Speaking to reporters before the meetings, Indian foreign ministry spokesman Syed Akbaruddin said the talks would cover a wide range of issues, including on nuclear energy.

"When India and Sri Lanka talk, we talk on all issues and there are issues of a political and strategic nature that we are engaged in," he said. "You are aware that there have been discussions between India and Sri Lanka on matters of civil nuclear cooperation and we are both committed to take this forward."

Speaking on condition of anonymity, Indian diplomats in Colombo said that Sirisena and Modi were expected to reach an agreement on cooperation in the civilian use of nuclear technology.

This stems partly from Sri Lanka's concerns that any disaster involving the Kundankulam nuclear plant in India's Tamil Nadu state could have catastrophic consequences for the island too. Under the proposed agreement, India would provide technical assistance in education, training and disaster management.

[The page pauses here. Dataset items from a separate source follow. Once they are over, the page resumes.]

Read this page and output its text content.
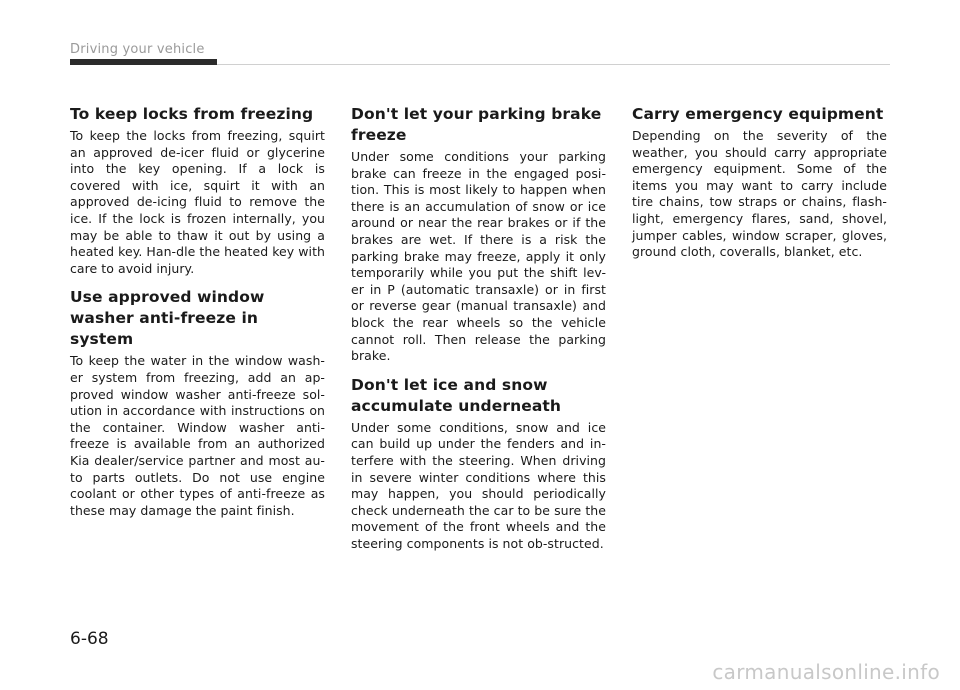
Driving your vehicle
To keep locks from freezing

To keep the locks from freezing, squirt an approved de-icer fluid or glycerine into the key opening. If a lock is covered with ice, squirt it with an approved de-icing fluid to remove the ice. If the lock is frozen internally, you may be able to thaw it out by using a heated key. Han-dle the heated key with care to avoid injury.

Use approved window washer anti-freeze in system

To keep the water in the window wash-er system from freezing, add an ap-proved window washer anti-freeze sol-ution in accordance with instructions on the container. Window washer anti-freeze is available from an authorized Kia dealer/service partner and most au-to parts outlets. Do not use engine coolant or other types of anti-freeze as these may damage the paint finish.

Don't let your parking brake freeze

Under some conditions your parking brake can freeze in the engaged posi-tion. This is most likely to happen when there is an accumulation of snow or ice around or near the rear brakes or if the brakes are wet. If there is a risk the parking brake may freeze, apply it only temporarily while you put the shift lev-er in P (automatic transaxle) or in first or reverse gear (manual transaxle) and block the rear wheels so the vehicle cannot roll. Then release the parking brake.

Don't let ice and snow accumulate underneath

Under some conditions, snow and ice can build up under the fenders and in-terfere with the steering. When driving in severe winter conditions where this may happen, you should periodically check underneath the car to be sure the movement of the front wheels and the steering components is not ob-structed.

Carry emergency equipment

Depending on the severity of the weather, you should carry appropriate emergency equipment. Some of the items you may want to carry include tire chains, tow straps or chains, flash-light, emergency flares, sand, shovel, jumper cables, window scraper, gloves, ground cloth, coveralls, blanket, etc.

6-68
carmanualsonline.info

Sirisena is also expected to try to secure greater Indian investment in Sri Lanka, which said last week it was seeking an international bailout of more than $4.0 billion. China funded much of Sri Lanka's post-war infrastructure under the Rajapakse administration but the new government has said the interest rates charged on the loans averaged between five and seven percent.

Sirisena is being accompanied by several ministers, including Reconstruction Minister D. M. Swaminathan, who said the government was keen to secure India's support for ethnic reconciliation following the island's decade-long ethnic war that ended in 2009.

Sri Lanka's minority Tamils share close cultural ties with the Tamils in Tamil Nadu. Modi's predecessor Manmohan Singh boycotted a Commonwealth summit in Colombo in late 2013, partly to protest at the Rajapakse administration's treatment of the Tamils.

Modi, who has made clear his desire to reassert India's dominance in its own backyard, will travel to Colombo next month. Sirisena is due to be guest of honour at a banquet thrown by Indian President Pranab Mukherjee in the evening. On Tuesday he will travel to the Buddhist pilgrimage site of Bodh Gaya and a Hindu temple in Tirupati further south before leaving the next day.